The Myth of the Sustainable Public Budget

Nobel Laureate economist Paul Krugman caused a stir on ABC's This Week, expressing the following view to Christina Amanpour on the recommendations by the leadership of the US Debt Reduction Commission:

"Some years down the pike, we're going to get the real solution, which is going to be a combination of death panels and sales taxes. It's going to be that we're actually going to take Medicare under control, and we're going to have to get some additional revenue, probably from a VAT."

He later clarified his statement to be less provocative, noting that health care costs had to be better controlled and that there is a need for "several percent" more revenue, which might "most plausibly" come from a value added tax.

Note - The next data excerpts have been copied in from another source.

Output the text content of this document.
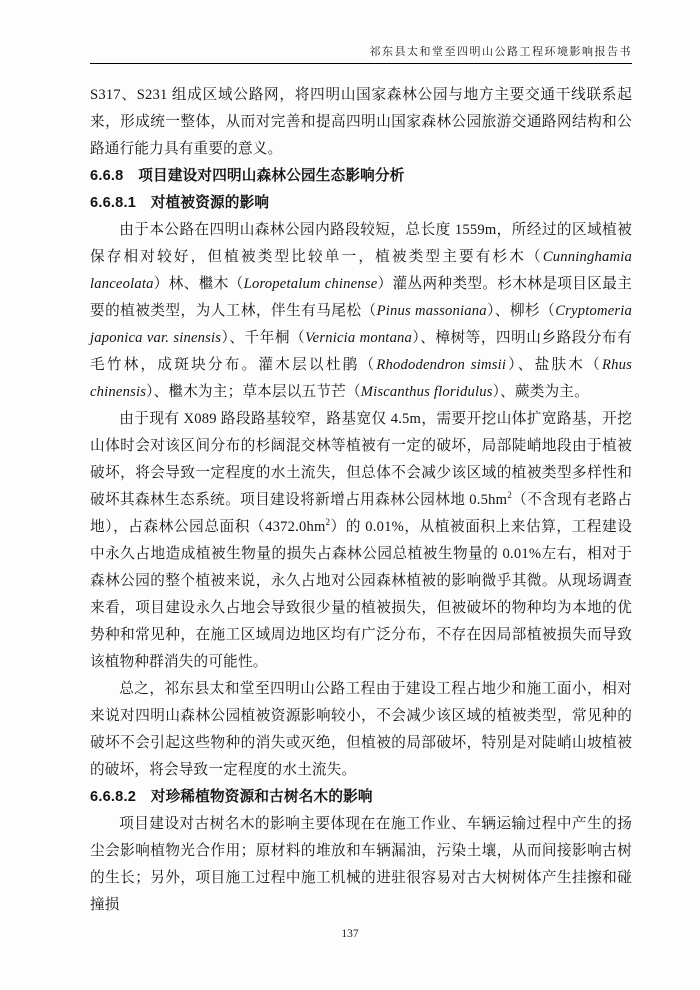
祁东县太和堂至四明山公路工程环境影响报告书

S317、S231 组成区域公路网，将四明山国家森林公园与地方主要交通干线联系起来，形成统一整体，从而对完善和提高四明山国家森林公园旅游交通路网结构和公路通行能力具有重要的意义。

6.6.8　项目建设对四明山森林公园生态影响分析

6.6.8.1　对植被资源的影响

由于本公路在四明山森林公园内路段较短，总长度 1559m，所经过的区域植被保存相对较好，但植被类型比较单一，植被类型主要有杉木（Cunninghamia lanceolata）林、檵木（Loropetalum chinense）灌丛两种类型。杉木林是项目区最主要的植被类型，为人工林，伴生有马尾松（Pinus massoniana）、柳杉（Cryptomeria japonica var. sinensis）、千年桐（Vernicia montana）、樟树等，四明山乡路段分布有毛竹林，成斑块分布。灌木层以杜鹃（Rhododendron simsii）、盐肤木（Rhus chinensis）、檵木为主；草本层以五节芒（Miscanthus floridulus）、蕨类为主。

由于现有 X089 路段路基较窄，路基宽仅 4.5m，需要开挖山体扩宽路基，开挖山体时会对该区间分布的杉阔混交林等植被有一定的破坏，局部陡峭地段由于植被破坏，将会导致一定程度的水土流失，但总体不会减少该区域的植被类型多样性和破坏其森林生态系统。项目建设将新增占用森林公园林地 $0.5hm^2$（不含现有老路占地），占森林公园总面积$(4372.0hm^2)$的 0.01%，从植被面积上来估算，工程建设中永久占地造成植被生物量的损失占森林公园总植被生物量的 0.01%左右，相对于森林公园的整个植被来说，永久占地对公园森林植被的影响微乎其微。从现场调查来看，项目建设永久占地会导致很少量的植被损失，但被破坏的物种均为本地的优势种和常见种，在施工区域周边地区均有广泛分布，不存在因局部植被损失而导致该植物种群消失的可能性。

总之，祁东县太和堂至四明山公路工程由于建设工程占地少和施工面小，相对来说对四明山森林公园植被资源影响较小，不会减少该区域的植被类型，常见种的破坏不会引起这些物种的消失或灭绝，但植被的局部破坏，特别是对陡峭山坡植被的破坏，将会导致一定程度的水土流失。

6.6.8.2　对珍稀植物资源和古树名木的影响

项目建设对古树名木的影响主要体现在在施工作业、车辆运输过程中产生的扬尘会影响植物光合作用；原材料的堆放和车辆漏油，污染土壤，从而间接影响古树的生长；另外，项目施工过程中施工机械的进驻很容易对古大树树体产生挂擦和碰撞损

137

He went on to say that "And if we do those two things, we’re most of the way toward a sustainable budget." That is a very tall order. Any serious examination of government costs makes it clear that there is no such thing as a sustainable budget. The unit costs of government services routinely rise, frankly because in government competitive influences are largely absent. When government encounters financial difficulty, it looks for ways to cut services and raise taxes --- that is, ways to reduce customer service or to charge more for what it does. Regrettably, in government, the answer to every question seems to be "more money."

On the other hand, when companies in competitive markets run into fiscal difficulties, their survival requires that they find ways to attract customers and look for ways to lower their prices without cutting service.

Sustainability and government budgets are more often than not an oxymoron, except perhaps for the special interests who live off them (whether of the Right or the Left).